People will be able to make a lasting power of attorney completely online for the first time under Government plans (Dominic Lipinski/PA)
People will be able to make a lasting power of attorney completely online for the first time under Government plans (Dominic Lipinski/PA)

People will be able to make a lasting power of attorney (LPA) completely online for the first time under Government plans.

The reforms, which will apply to England and Wales, will modernise the LPA process and make it easier to access, the Government said.

LPAs are legal documents that allow people to appoint one or more others, known as attorneys, to help them make decisions about their welfare, money, or property on their behalf in future if this is needed.

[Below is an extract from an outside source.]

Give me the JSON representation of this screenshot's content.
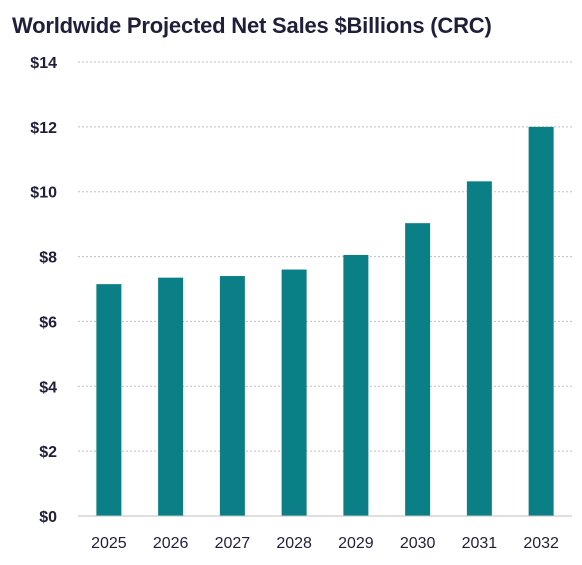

Someone must be aged 18 or over and have the ability to make their own decisions when they make their LPA.

The proposals to enable people to make LPAs completely online will bring them into line with other government services such as applying for a divorce.

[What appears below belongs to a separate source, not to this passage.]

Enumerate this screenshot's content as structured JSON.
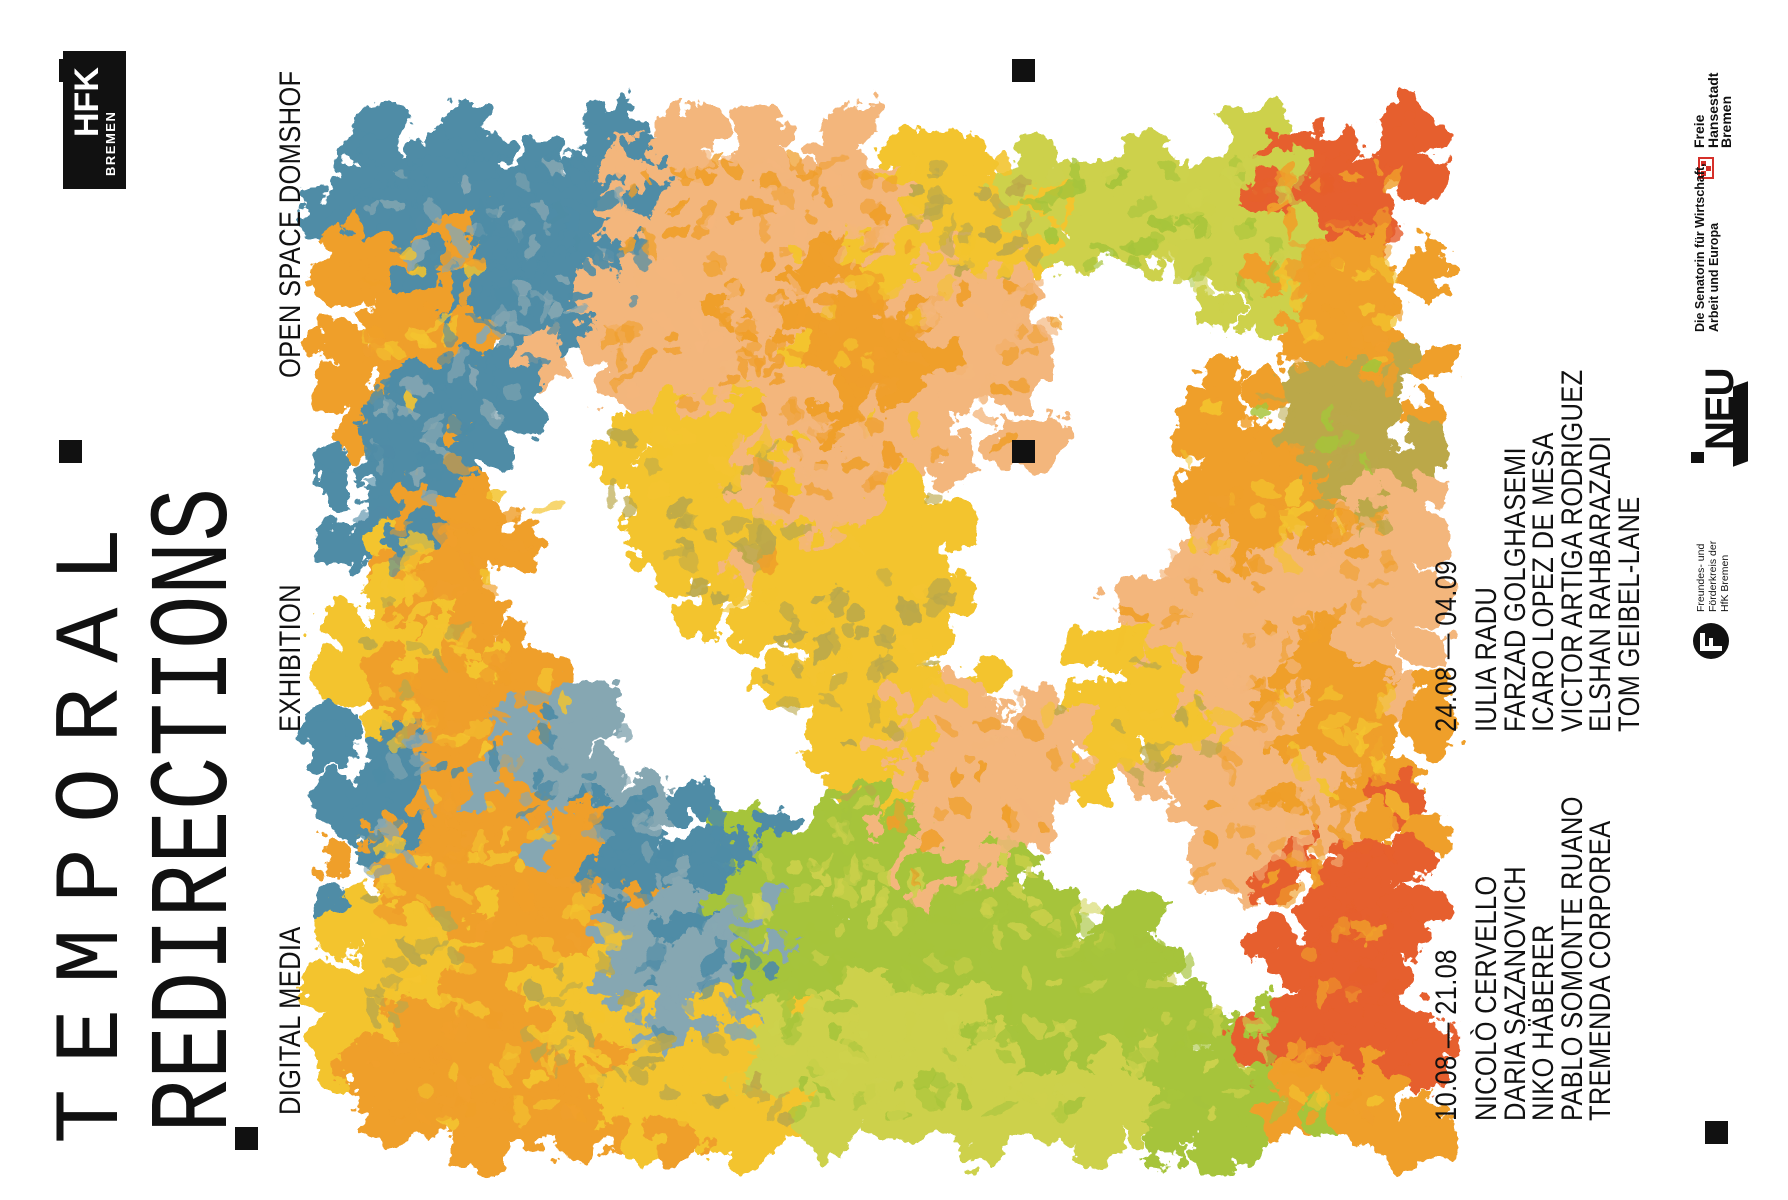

The current paper-based system will continue to operate, so people can use it if they want to.

The service is operated by the Office of the Public Guardian and currently handles more than 19 million pieces of paper annually.

The Government has also committed to looking further into how the new digital system could improve the witnessing process and make it simpler.

The reforms will bolster safeguards to protect vulnerable people from abuse or fraud, the Government said.

The plans include new identification checks which would require official documents or information such as a driving licence, passport or government gateway account as part of a strengthened verification process, it added.

The number of registered LPAs has increased drastically in recent years to more than six million, but the process of making one retains many paper-based features that are more than 30 years old.

The announcement follows a Government consultation which sought views on modernising the system.

The proposals have been developed following engagement with Age UK, the Law Society and the National Mental Capacity Forum.

Justice Minister Tom Pursglove said: “A lasting power of attorney provides comfort and reassurance to millions of people that decisions will be made in their best interests should they lose capacity.

“Our reforms will make the system easier to access, simpler and even more secure from fraud. This forms part of our plans to harness technology across government and provide better services to the public.”

Stuart Howard, Interim Public Guardian for England and Wales, said: “Lasting powers of attorney are vital in helping people plan for the future and stay in control of their decisions.

“These reforms will enable us to modernise the process – ensuring our service is fit for the future, safe and simple to use, and can be accessed online.”

Shaun Moore, financial planning expert at wealth managers Quilter said a revamp of the power of attorney system is “long overdue”.

He continued: “An LPA can only be created while you have mental capacity – once you’ve lost capacity it is too late.

“While the conversation with family members can be hard and the process time-consuming, it must be put to the top of the to-do list or risk losing this vital avenue of protection.

“For those considering registering an LPA, it is vital to do so sooner rather than later to ensure it is in place should the worst happen.”